Voorstel voor een verordening

Artikel 9 – lid 3 – inleiding

Door de Commissie voorgestelde tekst

Amendement

Met ingang van [56 maanden na de inwerkingtreding van deze verordening] weigeren de nationale autoriteiten, om redenen die verband houden met de bescherming van voetgangers, de EG-typegoedkeuring of nationale typegoedkeuring van de volgende nieuwe voertuigtypen:

Met ingang van ...* weigeren de nationale autoriteiten, om redenen die verband houden met de bescherming van voetgangers, de EG-typegoedkeuring of nationale typegoedkeuring van de volgende nieuwe voertuigtypen:

 

* 48 maanden na de inwerkingtreding van deze verordening.

Amendement  11

Voorstel voor een verordening

Artikel 9 – lid 4

Door de Commissie voorgestelde tekst

Amendement

4. Met ingang van [60 maanden na de inwerkingtreding van deze verordening], in het geval van nieuwe voertuigen van categorie M1 of daarvan afgeleide nieuwe voertuigen van categorie N1 die een maximummassa van ten hoogste 2 500 kg hebben en niet aan de technische voorschriften van de punten 2 en 4 of de punten 3 en 4 van bijlage I voldoen, beschouwen de nationale autoriteiten, om redenen die verband houden met de bescherming van voetgangers, de certificaten van overeenstemming als niet langer geldig voor de toepassing van artikel [26] van Richtlijn […/…/EG] en verbieden ze de registratie, de verkoop en het in het verkeer brengen van die voertuigen.
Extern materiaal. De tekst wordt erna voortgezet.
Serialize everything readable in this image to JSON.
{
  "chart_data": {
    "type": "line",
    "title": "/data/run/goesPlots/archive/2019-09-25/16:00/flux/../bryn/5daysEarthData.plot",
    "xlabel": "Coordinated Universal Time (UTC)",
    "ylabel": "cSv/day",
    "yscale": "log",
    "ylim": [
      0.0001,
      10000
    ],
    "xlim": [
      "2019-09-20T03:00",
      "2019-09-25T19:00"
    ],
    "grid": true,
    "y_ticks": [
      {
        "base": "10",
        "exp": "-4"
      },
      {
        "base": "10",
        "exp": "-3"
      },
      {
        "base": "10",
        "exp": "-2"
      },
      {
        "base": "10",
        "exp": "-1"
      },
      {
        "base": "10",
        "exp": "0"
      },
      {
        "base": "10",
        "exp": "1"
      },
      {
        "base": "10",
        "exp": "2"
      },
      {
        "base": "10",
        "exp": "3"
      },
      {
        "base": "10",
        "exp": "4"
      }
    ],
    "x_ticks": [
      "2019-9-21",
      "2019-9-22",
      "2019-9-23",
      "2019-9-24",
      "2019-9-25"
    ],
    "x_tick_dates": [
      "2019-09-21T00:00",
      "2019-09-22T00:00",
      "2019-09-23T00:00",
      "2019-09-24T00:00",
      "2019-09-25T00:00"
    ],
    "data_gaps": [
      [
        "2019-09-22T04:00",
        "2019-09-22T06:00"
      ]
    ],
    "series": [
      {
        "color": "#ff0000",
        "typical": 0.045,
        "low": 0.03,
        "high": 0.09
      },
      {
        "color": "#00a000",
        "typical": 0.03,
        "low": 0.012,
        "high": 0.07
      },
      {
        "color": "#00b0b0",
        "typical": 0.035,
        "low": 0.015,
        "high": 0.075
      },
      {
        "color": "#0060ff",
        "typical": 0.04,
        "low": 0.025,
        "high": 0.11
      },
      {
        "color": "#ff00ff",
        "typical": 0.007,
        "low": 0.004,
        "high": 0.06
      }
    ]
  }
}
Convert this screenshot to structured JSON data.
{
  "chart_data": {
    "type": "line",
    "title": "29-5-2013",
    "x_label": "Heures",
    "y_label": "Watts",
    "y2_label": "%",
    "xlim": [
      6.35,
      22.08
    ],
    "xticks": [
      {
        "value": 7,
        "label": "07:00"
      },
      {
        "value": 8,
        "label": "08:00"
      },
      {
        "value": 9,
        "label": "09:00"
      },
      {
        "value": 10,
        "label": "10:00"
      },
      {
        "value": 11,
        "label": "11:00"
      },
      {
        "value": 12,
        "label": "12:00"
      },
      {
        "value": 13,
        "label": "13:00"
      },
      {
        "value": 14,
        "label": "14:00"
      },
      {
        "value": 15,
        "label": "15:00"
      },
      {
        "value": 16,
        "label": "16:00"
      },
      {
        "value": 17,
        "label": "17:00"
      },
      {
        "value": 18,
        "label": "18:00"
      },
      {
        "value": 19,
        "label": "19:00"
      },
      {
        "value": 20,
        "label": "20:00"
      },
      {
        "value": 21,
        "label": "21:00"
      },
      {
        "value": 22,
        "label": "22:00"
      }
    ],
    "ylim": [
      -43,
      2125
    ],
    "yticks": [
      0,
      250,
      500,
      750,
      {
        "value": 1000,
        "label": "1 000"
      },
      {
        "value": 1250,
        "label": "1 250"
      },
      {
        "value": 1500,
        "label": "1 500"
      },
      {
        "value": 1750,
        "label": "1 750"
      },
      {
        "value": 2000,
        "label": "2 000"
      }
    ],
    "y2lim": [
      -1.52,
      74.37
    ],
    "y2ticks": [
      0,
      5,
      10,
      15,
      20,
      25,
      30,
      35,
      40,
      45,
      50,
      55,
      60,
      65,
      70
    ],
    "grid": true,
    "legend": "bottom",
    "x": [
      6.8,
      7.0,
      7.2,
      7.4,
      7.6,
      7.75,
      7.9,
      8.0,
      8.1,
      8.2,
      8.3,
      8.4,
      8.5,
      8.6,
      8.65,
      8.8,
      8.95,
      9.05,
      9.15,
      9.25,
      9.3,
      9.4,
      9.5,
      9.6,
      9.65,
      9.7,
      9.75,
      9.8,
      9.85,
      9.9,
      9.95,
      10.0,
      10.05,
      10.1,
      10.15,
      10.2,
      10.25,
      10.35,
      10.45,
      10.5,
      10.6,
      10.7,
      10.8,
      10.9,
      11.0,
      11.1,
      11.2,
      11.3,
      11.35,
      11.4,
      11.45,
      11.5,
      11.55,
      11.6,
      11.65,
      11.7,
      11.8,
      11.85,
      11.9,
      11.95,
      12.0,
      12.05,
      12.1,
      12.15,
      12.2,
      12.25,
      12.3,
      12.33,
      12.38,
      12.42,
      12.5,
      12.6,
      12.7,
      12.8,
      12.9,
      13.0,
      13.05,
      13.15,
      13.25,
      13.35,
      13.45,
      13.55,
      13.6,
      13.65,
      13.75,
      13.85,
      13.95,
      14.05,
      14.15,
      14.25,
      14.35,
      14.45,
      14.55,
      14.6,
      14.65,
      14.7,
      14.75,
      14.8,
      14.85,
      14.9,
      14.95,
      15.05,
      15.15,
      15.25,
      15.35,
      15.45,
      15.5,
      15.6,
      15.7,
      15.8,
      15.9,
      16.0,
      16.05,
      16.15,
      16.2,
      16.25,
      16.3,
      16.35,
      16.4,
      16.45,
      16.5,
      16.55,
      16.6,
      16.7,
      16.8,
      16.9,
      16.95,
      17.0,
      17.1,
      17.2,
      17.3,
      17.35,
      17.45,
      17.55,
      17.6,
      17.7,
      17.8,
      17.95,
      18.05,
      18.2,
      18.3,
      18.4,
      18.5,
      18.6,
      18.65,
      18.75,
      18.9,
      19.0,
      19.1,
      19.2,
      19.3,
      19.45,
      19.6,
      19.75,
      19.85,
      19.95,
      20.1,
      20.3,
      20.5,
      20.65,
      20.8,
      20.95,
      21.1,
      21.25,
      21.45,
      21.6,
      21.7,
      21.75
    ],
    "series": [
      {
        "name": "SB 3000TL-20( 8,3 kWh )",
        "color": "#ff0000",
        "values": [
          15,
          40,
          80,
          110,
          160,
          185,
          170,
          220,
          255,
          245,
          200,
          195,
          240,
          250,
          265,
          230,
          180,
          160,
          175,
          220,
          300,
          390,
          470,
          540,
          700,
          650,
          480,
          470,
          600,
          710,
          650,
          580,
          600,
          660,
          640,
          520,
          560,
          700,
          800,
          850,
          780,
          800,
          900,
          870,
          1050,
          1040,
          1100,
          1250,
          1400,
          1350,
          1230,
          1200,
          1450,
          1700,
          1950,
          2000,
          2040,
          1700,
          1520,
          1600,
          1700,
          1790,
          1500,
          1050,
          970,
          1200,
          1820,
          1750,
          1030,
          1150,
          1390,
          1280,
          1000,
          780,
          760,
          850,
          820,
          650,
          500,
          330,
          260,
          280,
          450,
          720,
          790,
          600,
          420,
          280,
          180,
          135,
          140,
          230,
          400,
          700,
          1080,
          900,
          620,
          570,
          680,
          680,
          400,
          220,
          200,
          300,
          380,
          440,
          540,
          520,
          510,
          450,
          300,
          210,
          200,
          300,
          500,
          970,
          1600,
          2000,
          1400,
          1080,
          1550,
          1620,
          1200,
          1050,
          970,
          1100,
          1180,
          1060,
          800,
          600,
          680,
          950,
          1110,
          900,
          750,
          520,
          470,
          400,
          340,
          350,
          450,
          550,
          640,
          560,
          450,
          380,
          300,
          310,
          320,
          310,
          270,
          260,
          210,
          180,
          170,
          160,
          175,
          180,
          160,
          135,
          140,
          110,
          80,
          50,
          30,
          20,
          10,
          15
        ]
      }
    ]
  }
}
4. Met ingang van ...*, in het geval van nieuwe voertuigen van categorie M1 of daarvan afgeleide nieuwe voertuigen van categorie N1 die een maximummassa van ten hoogste 2 500 kg hebben en niet aan de technische voorschriften van punt 2 of punt 3 van bijlage I voldoen, beschouwen de nationale autoriteiten, om redenen die verband houden met de bescherming van voetgangers, de certificaten van overeenstemming als niet langer geldig voor de toepassing van artikel 26 van Richtlijn 2007/46/EG en verbieden ze de registratie, de verkoop en het in het verkeer brengen van die voertuigen.

 

* 31 december 2012.

Motivering

Richtlijn 2003/102 bepaalt 31 december 2012 als uiterste termijn voor nieuwe voertuigen die niet voldoen aan de passieve veiligheidseisen van fase I (zoals bepaald in punt 3.1 van bijlage I van de richtlijn). De eisen van punt 2 van bijlage I van de voorgestelde verordening zijn identiek. Dezelfde termijn moet worden gehandhaafd. De tijdschema's voor remhulpsystemen (punt 4 van bijlage I) worden behandeld in artikel 9, leden 1, 2 en 6.

Amendement  12

Voorstel voor een verordening

Artikel 9 – lid 5

Door de Commissie voorgestelde tekst

Amendement

5. Met ingang van [78 maanden na de inwerkingtreding van deze verordening], in het geval van een nieuw voertuigtype dat niet aan de technische voorschriften van de punten 3 en 4 van bijlage I voldoet, weigeren de nationale autoriteiten, om redenen die verband houden met de bescherming van voetgangers, de EG-typegoedkeuring of nationale typegoedkeuring.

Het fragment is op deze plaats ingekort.